Are the white wires hot (240V) or neutral (120V)? We can't tell. It would be wired the same either way. 240V heaters don't need neutral, so they use 12/2 or 10/2 wire, and re-designate and supposedly, re-mark the white as another "hot". Somebody went to a lot of trouble to put red tape on the Romex cables... shrug. In the old days, marking wasn't required if the use was obvious.
So we must go down to the breaker panel. Looking at the layout, it should be obvious that there's a unit of "space". If the breaker takes 2 spaces, it is a 240V circuit. There won't be many of those.
Simply, turn off one at a time and see what it knocks out. Generally there is one thing on each 240V circuit (well, oven and stove may share a circuit).
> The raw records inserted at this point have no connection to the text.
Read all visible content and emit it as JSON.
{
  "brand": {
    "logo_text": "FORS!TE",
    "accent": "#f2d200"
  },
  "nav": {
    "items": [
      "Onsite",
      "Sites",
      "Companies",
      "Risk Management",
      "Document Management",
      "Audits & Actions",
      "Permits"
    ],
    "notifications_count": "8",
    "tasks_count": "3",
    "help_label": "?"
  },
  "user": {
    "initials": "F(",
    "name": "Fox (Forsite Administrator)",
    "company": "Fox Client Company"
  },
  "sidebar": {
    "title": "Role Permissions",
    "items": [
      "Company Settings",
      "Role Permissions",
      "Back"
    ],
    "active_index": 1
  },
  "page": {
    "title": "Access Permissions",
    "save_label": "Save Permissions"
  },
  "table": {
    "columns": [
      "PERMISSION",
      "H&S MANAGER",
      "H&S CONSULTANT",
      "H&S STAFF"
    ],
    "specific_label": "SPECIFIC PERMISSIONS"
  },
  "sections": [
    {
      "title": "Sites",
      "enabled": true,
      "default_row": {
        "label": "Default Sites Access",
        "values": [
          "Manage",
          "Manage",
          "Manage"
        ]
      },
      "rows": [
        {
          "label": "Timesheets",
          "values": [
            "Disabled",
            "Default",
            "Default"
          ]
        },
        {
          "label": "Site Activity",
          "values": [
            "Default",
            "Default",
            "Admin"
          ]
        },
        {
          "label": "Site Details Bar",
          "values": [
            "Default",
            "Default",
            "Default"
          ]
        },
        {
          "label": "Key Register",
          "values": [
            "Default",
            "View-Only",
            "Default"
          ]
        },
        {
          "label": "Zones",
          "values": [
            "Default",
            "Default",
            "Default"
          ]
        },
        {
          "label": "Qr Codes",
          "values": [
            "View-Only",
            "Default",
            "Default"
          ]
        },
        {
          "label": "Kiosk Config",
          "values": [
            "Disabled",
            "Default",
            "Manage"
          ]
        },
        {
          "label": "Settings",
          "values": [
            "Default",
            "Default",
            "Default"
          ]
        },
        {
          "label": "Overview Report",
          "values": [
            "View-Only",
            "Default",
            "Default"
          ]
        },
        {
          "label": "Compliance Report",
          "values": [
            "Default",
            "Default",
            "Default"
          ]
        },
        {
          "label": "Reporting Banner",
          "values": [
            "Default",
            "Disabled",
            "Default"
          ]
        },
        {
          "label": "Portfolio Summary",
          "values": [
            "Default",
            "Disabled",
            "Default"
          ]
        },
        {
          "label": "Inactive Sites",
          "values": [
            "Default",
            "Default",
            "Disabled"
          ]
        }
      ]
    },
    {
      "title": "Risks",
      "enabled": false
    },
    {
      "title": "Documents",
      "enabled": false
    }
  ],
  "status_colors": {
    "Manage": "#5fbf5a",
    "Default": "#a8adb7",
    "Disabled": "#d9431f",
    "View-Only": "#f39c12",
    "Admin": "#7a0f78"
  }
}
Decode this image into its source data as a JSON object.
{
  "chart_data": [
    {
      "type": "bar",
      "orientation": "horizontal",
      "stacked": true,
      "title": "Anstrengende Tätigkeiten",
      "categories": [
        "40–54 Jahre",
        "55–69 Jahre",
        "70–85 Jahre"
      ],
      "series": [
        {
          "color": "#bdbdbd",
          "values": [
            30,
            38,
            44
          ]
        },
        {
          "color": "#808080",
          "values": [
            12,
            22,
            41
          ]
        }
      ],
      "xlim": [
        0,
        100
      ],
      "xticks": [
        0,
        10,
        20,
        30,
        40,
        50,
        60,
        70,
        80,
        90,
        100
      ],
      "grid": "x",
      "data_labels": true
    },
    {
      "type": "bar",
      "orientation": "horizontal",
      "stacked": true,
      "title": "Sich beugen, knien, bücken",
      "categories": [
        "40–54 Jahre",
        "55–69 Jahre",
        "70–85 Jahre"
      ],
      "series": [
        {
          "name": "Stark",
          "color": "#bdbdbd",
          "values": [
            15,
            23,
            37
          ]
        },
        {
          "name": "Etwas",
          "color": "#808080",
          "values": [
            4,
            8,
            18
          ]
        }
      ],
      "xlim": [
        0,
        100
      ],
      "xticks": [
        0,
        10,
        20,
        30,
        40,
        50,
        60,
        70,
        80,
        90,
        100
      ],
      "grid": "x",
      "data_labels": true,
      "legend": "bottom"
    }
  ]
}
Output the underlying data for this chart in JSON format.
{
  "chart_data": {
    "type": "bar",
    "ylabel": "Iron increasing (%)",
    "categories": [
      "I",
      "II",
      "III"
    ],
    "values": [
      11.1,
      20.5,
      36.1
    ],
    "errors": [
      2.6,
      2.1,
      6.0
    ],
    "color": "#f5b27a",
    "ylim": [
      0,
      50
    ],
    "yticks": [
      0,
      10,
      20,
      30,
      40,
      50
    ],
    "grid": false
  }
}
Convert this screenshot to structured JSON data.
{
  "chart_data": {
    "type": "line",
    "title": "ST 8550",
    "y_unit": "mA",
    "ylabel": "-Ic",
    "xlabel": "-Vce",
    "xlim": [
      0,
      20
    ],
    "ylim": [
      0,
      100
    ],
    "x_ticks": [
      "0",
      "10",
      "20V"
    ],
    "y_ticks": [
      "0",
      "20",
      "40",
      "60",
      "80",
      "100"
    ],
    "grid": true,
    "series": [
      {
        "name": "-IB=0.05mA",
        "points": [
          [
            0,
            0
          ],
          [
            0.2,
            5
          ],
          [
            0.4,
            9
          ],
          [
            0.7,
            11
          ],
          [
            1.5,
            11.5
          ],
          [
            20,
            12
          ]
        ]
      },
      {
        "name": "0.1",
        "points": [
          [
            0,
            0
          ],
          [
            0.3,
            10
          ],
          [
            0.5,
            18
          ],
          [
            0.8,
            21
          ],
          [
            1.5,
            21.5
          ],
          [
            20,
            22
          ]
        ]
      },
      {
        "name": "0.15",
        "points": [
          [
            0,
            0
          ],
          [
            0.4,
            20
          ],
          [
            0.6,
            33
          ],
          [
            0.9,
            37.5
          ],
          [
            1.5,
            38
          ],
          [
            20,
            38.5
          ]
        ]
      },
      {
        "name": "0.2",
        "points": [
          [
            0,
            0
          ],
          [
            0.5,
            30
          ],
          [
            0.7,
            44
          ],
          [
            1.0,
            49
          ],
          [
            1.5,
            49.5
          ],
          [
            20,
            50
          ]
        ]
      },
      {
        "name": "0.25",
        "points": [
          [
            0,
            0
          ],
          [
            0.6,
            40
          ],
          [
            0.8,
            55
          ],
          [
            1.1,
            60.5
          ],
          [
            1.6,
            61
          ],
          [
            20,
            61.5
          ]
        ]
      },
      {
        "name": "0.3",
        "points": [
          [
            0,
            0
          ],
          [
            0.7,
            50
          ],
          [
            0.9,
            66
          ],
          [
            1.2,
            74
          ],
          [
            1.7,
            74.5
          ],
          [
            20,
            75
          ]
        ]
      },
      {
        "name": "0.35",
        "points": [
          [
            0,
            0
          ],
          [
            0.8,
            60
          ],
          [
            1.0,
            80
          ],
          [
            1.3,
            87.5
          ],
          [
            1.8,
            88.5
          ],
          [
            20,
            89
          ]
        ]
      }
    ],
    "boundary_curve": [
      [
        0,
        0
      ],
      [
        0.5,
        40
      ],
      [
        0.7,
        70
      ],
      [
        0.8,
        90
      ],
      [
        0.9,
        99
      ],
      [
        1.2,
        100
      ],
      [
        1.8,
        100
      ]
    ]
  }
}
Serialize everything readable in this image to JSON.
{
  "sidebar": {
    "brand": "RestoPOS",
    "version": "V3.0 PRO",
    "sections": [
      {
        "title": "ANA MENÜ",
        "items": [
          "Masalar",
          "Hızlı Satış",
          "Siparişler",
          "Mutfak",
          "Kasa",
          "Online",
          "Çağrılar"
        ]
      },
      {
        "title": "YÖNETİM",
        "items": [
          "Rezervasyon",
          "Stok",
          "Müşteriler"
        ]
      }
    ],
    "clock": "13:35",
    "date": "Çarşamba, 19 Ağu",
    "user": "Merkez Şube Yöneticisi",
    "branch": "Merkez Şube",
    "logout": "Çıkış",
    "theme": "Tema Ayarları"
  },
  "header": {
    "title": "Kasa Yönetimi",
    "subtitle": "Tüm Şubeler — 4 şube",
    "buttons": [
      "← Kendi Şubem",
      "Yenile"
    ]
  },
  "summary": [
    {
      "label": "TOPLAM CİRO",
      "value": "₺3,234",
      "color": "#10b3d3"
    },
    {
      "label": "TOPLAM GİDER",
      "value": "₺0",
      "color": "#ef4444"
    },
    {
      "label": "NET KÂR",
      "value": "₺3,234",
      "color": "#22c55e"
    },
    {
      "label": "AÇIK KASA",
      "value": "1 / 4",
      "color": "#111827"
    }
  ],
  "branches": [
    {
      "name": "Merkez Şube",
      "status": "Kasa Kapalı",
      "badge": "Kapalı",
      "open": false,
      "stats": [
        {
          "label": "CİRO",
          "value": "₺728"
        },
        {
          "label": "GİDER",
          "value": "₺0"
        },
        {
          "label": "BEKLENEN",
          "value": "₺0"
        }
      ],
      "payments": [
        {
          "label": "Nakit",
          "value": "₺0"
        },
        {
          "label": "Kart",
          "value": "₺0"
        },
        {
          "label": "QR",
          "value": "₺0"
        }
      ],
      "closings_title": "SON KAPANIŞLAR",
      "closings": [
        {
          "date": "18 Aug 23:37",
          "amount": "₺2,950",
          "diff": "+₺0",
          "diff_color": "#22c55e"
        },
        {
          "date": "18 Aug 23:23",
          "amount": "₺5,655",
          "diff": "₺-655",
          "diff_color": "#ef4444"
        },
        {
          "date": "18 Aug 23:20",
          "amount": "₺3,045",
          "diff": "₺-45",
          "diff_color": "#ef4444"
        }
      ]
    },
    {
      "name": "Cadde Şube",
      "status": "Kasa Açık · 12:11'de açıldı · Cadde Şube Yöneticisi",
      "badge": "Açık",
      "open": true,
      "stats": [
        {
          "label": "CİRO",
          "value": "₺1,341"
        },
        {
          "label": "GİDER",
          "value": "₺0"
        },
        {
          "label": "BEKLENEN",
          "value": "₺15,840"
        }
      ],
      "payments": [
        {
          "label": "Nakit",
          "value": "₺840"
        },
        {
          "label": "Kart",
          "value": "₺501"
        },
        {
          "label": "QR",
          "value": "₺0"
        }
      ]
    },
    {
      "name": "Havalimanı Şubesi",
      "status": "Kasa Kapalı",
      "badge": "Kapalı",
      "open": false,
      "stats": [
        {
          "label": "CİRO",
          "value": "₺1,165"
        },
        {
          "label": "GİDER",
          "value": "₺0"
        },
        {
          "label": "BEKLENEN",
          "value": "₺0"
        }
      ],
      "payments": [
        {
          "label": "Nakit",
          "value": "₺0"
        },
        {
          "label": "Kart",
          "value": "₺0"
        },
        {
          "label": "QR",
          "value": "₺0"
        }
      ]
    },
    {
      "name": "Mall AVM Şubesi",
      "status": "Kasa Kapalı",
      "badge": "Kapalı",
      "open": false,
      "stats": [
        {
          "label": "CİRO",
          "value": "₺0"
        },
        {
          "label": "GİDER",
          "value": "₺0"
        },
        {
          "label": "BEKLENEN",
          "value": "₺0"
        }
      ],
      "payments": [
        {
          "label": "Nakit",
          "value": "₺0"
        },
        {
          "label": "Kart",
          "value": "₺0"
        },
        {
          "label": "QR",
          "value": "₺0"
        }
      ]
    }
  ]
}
This is a good time to mark those breakers once you figure what they control. Not least it helps you eliminate; heaters are very annoying to test because they take a long time to make noticeable heat.
If it's a 240V breaker, obviously, these are 240V heaters.
Although the smart thermostat may not care if it's 120V or 240V. It needs to power itself, but it may be inherently multi-voltage. Many things are nowadays.
It goes without saying that you have to find the breaker in order to change the thermostat. If you don't realize that, you should not be doing electrical work.
The breakers will physically fit into the panel, but you'd probably start tripping things whenever the water heater turned on.
At 24 kW @ 240 V, it's pulling 100 A* on its own. Add in lights, receptacles, fridge, or especially the stove (pulling maybe 30 A*), and you're well over the limit of the 125 A main breaker.
If you want to install that water heater, you'll need to upgrade the main service - which could mean upgrading the service entrance wires from the utility, the meter, the panel, the wires from the meter to the panel, or any combination of the above.
Installing the AC unit should be doable, though, since it's such a small unit.
*the water heater won't actually pull 100 A (nor the stove 30 A) all the time. Depending on your incoming water temperature, hot water set temperature, etc it may not need that much power. The stove only pulls 30 A when all burners and the oven are on. That said, you don't want to have things work ok in the summer but not the winter. Or only if you're using 2 of the burners rather than all 4.
Best Answer
You can't get there from here
That thermostat simply will not work in that location. The wiring to that thermostat is wired as a switch loop.
This is the 240V version of "no neutral wire in the switch box, so no smart switch".
Back to the store it goes. They probably get 30% of them back this way.
Go 24V system
Fuel furnace thermostats run on 24 volt DC low voltage. Your best option is to install the ~$25 worth of parts needed to convert this to a 24V thermostat system. Go back to the heater (there's usually plenty of room in there) and fit a 240V-24V transformer and 24V-240V contactor. Have the contactor switch current to the heater (preferably both legs).
On the 24V transformer, you define the two terminals as R and C. The ideal color for C is blue, so get a multi-color pack of electrical tape to make this clear to yourself and the next guy. R is ideally red.
On the contactor coil, one terminal is C and the other one is W (ideally white).
On the cable to the thermostat, those are R and W. Don't use the ground wire.
So now you just connect them up: R to R, W to W etc. You'll need a jumper wire from thermostat C to contactor C.
At this point, it should work with the old thermostat, because the old thermostat is dumb, and doesn't care if it's switching 12A@240V or 0.05A@24V.
Now you can change it to a "smart thermostat" of the 24V persuasion, which is a huge variety including the Nest. I recommend one that is capable of functioning without a C-wire. If the contactor doesn't flow enough current for that to work, the factory can instruct you how to connect a special resistor module in the heater between W and C.